The new school culture creates a place where people want to work and learn, and local crime has fallen significantly. Targeted daily attendance is up from 40% to 93%, with the school achieving 100% passing rates on standardised tests, increased graduation rates, and multi-year jumps on standardised tests in reading and math with multiple cohorts.
Stephen’s TED talk ‘Growing our Way into a New Economy’ has been featured in Teach for America training programs.
7. Azizullah Royesh, Afghanistan
Aziz overcame incredible odds to educate himself and fellow Afghan refugees, setting up several schools. He fled Afghanistan for the second time in 1994 & then established the Marefat School for Afghan Refugees in Pakistan, which moved back to Kabul when the Taliban fell in 2001. In order to help rebuild his country he knew he would need to start with the Afghan education system with a focus on civic education and female empowerment.
In 2009 several female students from Marefat School launched a protest against the new Shia Family Law because it violated women’s rights and legalised marital rape. This action led to a call for Aziz’s execution and an attempt to burn down the school, requiring the Ministry of the Interior to protect it with its Special Police Unit.
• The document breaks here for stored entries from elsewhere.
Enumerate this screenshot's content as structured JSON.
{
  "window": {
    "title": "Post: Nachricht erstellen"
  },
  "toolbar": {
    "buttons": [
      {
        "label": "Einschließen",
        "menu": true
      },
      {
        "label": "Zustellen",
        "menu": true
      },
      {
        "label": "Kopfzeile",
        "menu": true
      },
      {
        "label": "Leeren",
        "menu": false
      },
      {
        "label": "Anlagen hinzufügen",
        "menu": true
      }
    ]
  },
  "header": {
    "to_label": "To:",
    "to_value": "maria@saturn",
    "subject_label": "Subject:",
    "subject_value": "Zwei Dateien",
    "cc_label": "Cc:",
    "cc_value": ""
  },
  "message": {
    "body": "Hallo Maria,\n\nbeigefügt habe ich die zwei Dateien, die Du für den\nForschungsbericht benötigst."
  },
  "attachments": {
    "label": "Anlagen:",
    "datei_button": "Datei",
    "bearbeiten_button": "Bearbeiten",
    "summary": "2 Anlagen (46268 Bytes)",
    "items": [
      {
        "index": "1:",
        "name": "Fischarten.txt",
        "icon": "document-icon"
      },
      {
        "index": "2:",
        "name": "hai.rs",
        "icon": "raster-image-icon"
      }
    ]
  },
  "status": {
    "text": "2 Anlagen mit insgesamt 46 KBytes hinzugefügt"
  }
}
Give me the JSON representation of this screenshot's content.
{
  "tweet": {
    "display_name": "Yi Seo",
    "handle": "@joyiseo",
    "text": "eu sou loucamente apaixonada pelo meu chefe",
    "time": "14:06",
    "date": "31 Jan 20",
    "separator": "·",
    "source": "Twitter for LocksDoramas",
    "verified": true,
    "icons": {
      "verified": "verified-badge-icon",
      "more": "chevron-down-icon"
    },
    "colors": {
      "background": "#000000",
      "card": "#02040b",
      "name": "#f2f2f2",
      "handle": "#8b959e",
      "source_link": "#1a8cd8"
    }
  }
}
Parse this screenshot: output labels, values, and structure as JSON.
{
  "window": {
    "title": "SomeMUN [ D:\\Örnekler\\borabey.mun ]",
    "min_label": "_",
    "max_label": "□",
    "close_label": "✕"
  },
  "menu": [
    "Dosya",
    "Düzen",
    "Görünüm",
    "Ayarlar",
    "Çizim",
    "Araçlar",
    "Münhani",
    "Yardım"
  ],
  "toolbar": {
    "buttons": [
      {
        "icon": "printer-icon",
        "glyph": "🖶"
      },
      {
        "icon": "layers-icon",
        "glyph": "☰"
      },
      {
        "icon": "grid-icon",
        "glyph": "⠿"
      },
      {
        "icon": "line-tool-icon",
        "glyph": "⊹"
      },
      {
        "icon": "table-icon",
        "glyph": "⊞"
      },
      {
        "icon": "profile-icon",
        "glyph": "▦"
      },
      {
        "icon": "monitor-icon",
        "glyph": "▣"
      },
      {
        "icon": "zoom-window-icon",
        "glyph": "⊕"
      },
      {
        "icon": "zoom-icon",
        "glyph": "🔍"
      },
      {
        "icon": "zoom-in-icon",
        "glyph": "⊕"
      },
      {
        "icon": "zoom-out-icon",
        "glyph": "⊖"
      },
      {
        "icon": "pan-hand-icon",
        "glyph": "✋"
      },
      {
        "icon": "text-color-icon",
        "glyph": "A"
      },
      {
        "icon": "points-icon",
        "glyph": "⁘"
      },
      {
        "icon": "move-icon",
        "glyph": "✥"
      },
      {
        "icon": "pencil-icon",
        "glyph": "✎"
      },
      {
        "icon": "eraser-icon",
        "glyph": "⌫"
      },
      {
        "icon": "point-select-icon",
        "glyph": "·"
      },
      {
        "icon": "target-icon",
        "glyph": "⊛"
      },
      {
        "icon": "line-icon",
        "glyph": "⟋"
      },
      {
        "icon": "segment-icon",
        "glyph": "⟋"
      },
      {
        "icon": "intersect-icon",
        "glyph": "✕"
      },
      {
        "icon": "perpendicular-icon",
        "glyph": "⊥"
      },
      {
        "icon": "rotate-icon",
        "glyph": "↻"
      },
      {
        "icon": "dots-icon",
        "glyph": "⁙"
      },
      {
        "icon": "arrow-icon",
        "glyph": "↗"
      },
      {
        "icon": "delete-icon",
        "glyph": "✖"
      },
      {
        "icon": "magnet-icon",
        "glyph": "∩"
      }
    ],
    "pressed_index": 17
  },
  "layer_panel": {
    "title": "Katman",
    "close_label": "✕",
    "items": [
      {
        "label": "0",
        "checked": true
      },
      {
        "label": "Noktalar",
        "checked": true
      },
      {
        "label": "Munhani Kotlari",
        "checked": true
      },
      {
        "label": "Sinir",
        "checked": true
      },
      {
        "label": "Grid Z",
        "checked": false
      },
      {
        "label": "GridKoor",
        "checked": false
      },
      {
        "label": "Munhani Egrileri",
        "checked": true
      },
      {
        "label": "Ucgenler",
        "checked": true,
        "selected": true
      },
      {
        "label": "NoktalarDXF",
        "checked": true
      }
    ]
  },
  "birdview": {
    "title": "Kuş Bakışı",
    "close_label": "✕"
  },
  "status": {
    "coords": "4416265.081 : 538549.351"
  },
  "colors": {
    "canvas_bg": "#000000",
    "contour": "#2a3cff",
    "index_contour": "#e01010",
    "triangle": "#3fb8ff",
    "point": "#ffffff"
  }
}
When the school reopened three days later, more than 95% of the students, accompanied by their parents, attended school, demonstrating the support of the community for the school.
8. Madenjit Singh, Indonesia
Madenjit is a teacher and social entrepreneur who started by launching a free school in his home. By the end of 2014 his SOLS 24/7 organisation had grown to 185 schools in 5 countries, offering a free comprehensive two-year training and boarding program providing life skills for disadvantaged youths.
He aims to simplify every subject, he then designed his own system for teaching almost any student of any age how to read, write, speak and understand basic English in 3 to 6 months. More than 100,000 youths have graduated from SOLS 24/7 schools.
9. Richard Spencer, United Kingdom
Richard’s realised early on he has a gift for making science accessible through an engaging variety of methods including song and dance. He has won several awards including Salter Prize for Teaching Chemistry and two national STAR awards (Further Education Teacher of The Year and Outstanding Subject Learning Coach). His approach to teaching 16- to 18-year-olds A-level biology at Middlesbrough College in Billingham involves as much variety as possible to make lessons interesting, engaging and memorable.
He has contributed to a long list of national and international conferences and teacher training workshops. In addition he has also provided numerous online resources for teachers as well as award-winning e-learning courses for students and locally he has taken part in several initiatives that aim to generate enthusiasm for science in school children.
10. Naomi Volain, USA
Naomi teaches science at a diversely-populated inner-city high school. Her hands-on, highly interactive classes focus on environmental literacy and outdoor education, including many field trips and participation in scientific research programs. Naomi applied to become the first teacher in space and is now part of NASA Network of Educator Astronaut Teachers program. She has since gone on to use NASA Lunar/Meteorite Samples in her lessons.